Climate change is one subject that does not get the necessary urgency that it requires from our government and ordinary citizens. I would like to believe that the floods that are currently taking place across the country are signs of what to come if we do not give climate change the attention it deserves. There is doubt that there’s imminent danger if we do not change our attitude with regard to preserving our climate.
And in his debut novel, Alistair Mackay is giving us a bit of warning about what more is to come.
Set in the Mother City, in It Doesn’t Have To Be This Way, Alistair imagines what Cape Town would like in the face of climate catastrophe through the characters of three queer friends.
Luthando, Viwe, and Malcolm not only have to do everything in their might to warn and stop those in power to preserve the climate, but have to rely on each other for support in the face of this climate catastrophic environment that has further deepen inequality in an already unequal society.
Human memory, love, fear, trauma, technology, climate change, homophobia, inequality, privilege, resilience, and human relations are some of the themes that serve up the storyline.

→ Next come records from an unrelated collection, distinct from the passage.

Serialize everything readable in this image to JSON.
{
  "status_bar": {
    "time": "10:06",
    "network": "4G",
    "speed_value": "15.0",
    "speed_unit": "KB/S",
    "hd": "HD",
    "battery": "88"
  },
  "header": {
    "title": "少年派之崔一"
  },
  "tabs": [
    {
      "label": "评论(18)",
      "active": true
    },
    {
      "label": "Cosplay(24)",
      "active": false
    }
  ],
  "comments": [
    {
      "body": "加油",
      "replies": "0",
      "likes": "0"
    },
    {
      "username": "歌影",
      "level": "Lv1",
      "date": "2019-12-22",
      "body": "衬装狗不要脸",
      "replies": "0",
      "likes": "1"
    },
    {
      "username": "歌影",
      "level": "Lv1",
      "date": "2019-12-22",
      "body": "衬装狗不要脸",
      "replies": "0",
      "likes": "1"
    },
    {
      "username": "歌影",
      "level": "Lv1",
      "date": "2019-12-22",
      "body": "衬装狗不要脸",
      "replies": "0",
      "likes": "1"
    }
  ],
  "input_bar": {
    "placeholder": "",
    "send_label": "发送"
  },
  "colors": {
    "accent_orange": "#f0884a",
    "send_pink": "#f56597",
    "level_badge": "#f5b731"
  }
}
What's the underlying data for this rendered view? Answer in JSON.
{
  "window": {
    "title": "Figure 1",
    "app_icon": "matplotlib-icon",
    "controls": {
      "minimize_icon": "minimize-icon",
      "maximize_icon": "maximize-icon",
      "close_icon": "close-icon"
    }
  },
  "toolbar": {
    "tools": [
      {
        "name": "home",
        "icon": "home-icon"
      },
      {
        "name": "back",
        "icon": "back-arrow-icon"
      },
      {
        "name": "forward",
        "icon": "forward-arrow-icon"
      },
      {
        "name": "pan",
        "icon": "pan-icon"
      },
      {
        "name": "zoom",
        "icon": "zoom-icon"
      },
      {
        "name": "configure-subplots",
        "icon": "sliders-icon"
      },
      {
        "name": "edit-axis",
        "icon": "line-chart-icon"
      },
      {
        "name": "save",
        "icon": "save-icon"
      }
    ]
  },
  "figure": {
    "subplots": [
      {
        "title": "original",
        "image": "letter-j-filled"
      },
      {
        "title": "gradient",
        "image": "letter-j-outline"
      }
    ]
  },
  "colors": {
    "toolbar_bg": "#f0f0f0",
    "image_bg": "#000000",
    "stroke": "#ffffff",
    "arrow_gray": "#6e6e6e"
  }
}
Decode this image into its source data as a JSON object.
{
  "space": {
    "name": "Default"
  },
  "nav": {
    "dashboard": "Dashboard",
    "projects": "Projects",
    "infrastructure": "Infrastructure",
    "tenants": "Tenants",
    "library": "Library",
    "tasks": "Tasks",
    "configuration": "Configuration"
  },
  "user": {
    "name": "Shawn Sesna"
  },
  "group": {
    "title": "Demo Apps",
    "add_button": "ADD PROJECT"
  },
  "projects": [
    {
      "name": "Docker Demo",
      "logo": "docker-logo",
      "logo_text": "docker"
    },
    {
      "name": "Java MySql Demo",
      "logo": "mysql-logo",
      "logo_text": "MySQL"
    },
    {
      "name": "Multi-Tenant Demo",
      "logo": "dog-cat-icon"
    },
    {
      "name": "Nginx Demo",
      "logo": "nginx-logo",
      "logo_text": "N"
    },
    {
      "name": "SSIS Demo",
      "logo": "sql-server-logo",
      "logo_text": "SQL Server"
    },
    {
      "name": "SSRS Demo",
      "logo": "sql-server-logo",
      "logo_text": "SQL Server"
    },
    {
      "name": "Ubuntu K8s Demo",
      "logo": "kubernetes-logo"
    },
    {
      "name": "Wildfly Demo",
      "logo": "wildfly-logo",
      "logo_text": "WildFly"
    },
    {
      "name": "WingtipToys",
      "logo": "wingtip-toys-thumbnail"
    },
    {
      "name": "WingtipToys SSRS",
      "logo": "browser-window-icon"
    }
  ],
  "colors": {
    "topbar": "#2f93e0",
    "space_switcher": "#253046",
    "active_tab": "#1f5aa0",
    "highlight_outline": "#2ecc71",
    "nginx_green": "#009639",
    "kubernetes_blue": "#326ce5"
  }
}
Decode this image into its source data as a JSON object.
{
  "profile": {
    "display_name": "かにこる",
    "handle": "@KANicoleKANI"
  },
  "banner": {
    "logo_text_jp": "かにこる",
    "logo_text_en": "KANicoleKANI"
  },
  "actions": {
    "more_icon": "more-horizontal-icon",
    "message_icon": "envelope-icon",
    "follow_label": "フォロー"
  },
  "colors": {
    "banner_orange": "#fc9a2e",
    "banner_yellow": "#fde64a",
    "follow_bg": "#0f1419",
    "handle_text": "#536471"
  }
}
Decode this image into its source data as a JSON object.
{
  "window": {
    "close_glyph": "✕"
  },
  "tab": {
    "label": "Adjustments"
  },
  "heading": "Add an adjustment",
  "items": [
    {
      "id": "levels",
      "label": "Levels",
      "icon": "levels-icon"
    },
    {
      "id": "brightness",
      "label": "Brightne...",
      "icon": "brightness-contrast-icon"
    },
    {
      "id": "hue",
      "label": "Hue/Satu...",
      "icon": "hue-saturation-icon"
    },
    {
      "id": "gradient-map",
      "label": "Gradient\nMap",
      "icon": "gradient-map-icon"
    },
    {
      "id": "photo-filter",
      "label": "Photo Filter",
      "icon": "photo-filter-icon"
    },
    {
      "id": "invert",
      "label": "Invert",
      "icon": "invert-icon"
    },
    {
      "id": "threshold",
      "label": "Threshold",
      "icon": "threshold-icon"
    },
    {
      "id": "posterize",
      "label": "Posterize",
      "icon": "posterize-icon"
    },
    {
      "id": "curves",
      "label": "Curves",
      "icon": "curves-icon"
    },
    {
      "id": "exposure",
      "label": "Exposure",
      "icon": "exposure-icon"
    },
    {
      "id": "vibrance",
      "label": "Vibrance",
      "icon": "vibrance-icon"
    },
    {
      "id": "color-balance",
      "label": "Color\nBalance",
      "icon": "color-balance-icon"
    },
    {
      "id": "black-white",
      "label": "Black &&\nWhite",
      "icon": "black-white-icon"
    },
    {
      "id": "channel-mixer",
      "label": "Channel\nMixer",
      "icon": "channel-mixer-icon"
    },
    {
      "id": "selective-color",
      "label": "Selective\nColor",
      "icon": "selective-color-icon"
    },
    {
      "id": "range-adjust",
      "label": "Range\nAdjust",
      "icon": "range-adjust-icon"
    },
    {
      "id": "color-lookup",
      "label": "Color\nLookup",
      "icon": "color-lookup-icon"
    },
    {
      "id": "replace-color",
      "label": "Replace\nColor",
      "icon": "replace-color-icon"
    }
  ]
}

Inside the pages of this book is not only a story about climate change, but there’s also a love story of three queer men who not only have to worry about the dangers of climate change and technology, but have to deal with homophobic society and family members and toxic religion that still frown up their sexual choices.
I need to admit that this is the first time I have read a book that not only questioned my Christian convictions but my allyship to a just and non-discriminatory society.
As a heterosexual and staunch Christian man, perusing through the pages of this book, I had to confront my own long held Bible-supported attitude and discrimination towards queer people. I was reminded how God is love, something that the likes of Lindiwe (Viwe’s mother) and many of us Christians should know by heart that God loves each and every person irrespective of their sexual preferences.
It Doesn’t Have To Be This Way is a book that will not only change our attitude towards climate change, but for religious people, it demands that we do away with our homophobic attitude and bigotry.
The scribe is a queer man and climate change activist, and as such, his personal experience can easily be seen on how he managed to tell this story through the three queer characters.
The text is engaging and educational at the same time. And for a debut novel, Alistair should be congratulated on this wonderful work.
How he managed to tie the issue of climate climate and sexuality in this story is just brilliant.
I am looking forward to reading more of Alistair’s work in the future.